Fig. 16: CT shows hemorrhage in the interpeduncular cistern and midbrain. In the midbrain, there is a low density area adjacent to the hemorrhage, which represents edema.
Fig. 17: A partial coronal (upper) and sagittal (lower) MIP images of MRA show several large TPAs arising from the top of BA. TPAs course along the medial side of the right thalamus.
In the cases of arteriovenous malformation (AVM),
peroforating arteries can be a part of feeding arteries to the nidus.
Perforators as feeding arteries may develop to be large enough to maintain hemodynamics of the nidus.
CASE 6.
a 17-year-old female with AVM in insular and operculum
Fig. 18: A coronal T2WI shows arteriovenous malformation in the left insula and operculum.
Fig. 19: A coronal partial MIP image of MRA shows the nidus of AVM which is corresponding to flow voids on T2WI. A larger LSA than normal right LSAs is depicted. The end of the LSA is at the upper lateral wall of the left lateral ventricle and anastomoses with the nidus.
Lacunar infarcts are caused by obstruction of the end arteries.
LSAs are common arteries associated with lacuna infarcts.
LSAs are difficult to be delineated on MRA.
However,
MRA sometimes depicts obstruction of the LSA which made a lacunar infarct.
CASE 7. Old lacuna infarct in the corona radiata
Fig. 20: FLAIR (left) image shows a lacunar infarct (arrow) in the corona radiata.
A coronal partial MIP image of MRA (right) shows the disruption of the LSA (arrow) at the lower part of the infarct.
Hypertensive cerebral hemorrhage is common in the putamen and thalamus.
In patients with hypertension,
LSAs in the putamen are barely demonstrated on MRA, although perforators in the thalamus are not.

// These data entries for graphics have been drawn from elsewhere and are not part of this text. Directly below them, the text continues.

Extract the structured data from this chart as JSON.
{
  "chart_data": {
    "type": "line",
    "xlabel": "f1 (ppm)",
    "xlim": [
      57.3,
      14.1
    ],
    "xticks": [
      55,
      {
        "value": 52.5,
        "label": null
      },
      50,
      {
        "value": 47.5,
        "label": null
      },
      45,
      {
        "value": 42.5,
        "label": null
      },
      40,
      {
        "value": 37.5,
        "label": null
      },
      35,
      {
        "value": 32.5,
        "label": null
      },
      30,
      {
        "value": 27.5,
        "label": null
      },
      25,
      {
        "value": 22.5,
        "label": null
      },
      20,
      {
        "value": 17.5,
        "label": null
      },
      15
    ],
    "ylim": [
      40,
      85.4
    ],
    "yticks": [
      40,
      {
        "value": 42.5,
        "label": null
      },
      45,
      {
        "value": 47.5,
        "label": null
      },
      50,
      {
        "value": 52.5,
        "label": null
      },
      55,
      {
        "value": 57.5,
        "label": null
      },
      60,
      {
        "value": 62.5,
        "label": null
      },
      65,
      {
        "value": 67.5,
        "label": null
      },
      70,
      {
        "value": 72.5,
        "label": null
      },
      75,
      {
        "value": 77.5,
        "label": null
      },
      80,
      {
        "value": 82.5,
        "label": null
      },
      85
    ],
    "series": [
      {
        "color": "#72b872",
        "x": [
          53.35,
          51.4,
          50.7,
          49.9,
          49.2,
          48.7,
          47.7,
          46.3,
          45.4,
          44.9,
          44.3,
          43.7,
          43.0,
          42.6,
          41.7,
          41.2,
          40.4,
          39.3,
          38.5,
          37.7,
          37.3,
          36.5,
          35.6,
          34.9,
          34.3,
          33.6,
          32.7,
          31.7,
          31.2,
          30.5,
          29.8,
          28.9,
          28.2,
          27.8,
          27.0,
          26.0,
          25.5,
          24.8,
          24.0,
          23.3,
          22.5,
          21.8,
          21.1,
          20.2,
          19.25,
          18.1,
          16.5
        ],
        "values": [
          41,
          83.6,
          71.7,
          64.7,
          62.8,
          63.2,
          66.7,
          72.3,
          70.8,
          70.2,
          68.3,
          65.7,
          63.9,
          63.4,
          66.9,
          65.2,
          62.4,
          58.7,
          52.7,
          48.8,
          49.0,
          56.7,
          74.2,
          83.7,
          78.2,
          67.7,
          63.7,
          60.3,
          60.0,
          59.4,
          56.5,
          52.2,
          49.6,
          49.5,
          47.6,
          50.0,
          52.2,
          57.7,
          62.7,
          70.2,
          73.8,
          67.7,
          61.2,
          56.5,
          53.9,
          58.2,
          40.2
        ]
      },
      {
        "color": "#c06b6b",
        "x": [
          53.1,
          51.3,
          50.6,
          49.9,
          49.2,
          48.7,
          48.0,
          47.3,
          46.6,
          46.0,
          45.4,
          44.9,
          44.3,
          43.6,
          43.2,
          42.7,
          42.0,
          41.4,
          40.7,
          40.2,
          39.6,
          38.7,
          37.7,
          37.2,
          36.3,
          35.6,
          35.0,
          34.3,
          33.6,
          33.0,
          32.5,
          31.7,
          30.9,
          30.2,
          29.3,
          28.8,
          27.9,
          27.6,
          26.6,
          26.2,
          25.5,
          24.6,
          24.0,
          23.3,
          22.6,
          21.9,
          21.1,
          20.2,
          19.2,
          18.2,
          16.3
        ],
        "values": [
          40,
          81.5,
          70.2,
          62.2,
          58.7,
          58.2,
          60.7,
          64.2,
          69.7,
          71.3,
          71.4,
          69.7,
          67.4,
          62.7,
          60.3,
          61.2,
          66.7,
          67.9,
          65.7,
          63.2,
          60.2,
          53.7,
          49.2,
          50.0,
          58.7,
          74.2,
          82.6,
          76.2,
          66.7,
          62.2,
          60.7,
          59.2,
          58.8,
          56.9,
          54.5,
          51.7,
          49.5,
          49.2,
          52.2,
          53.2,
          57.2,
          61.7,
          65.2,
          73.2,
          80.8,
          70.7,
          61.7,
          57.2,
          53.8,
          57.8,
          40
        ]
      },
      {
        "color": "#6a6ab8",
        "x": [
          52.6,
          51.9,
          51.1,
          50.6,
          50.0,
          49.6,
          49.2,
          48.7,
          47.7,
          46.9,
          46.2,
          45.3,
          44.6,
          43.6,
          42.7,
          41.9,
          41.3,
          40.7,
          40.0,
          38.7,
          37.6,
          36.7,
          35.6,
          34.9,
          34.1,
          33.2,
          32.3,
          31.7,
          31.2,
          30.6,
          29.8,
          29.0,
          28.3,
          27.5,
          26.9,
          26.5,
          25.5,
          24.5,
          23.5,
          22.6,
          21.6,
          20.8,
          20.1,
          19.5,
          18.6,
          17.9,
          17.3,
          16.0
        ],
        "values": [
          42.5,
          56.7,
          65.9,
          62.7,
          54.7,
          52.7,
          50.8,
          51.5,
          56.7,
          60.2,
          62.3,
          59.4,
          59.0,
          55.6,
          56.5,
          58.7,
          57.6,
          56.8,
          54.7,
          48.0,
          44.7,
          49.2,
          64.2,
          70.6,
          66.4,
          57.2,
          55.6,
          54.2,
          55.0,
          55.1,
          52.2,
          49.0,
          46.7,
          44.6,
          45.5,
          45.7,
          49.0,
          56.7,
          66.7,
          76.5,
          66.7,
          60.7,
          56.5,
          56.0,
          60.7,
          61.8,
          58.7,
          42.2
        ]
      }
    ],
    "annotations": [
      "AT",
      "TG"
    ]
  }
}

Within the cavity of the old putaminal hemorrhage,
MRA occasionally delineate preserved LSA associated with hemorrhage.
CASE 8. Old putaminal hemorrhage
Fig. 21: T2WI (left) shows old putaminal hemorrhage related with hypertension.
A sagittal partial MIP image of MRA (right) shows preserved LSA in the cavity of hemorrhage (arrow). LSA distal to the lesion is also preserved (thin arrow).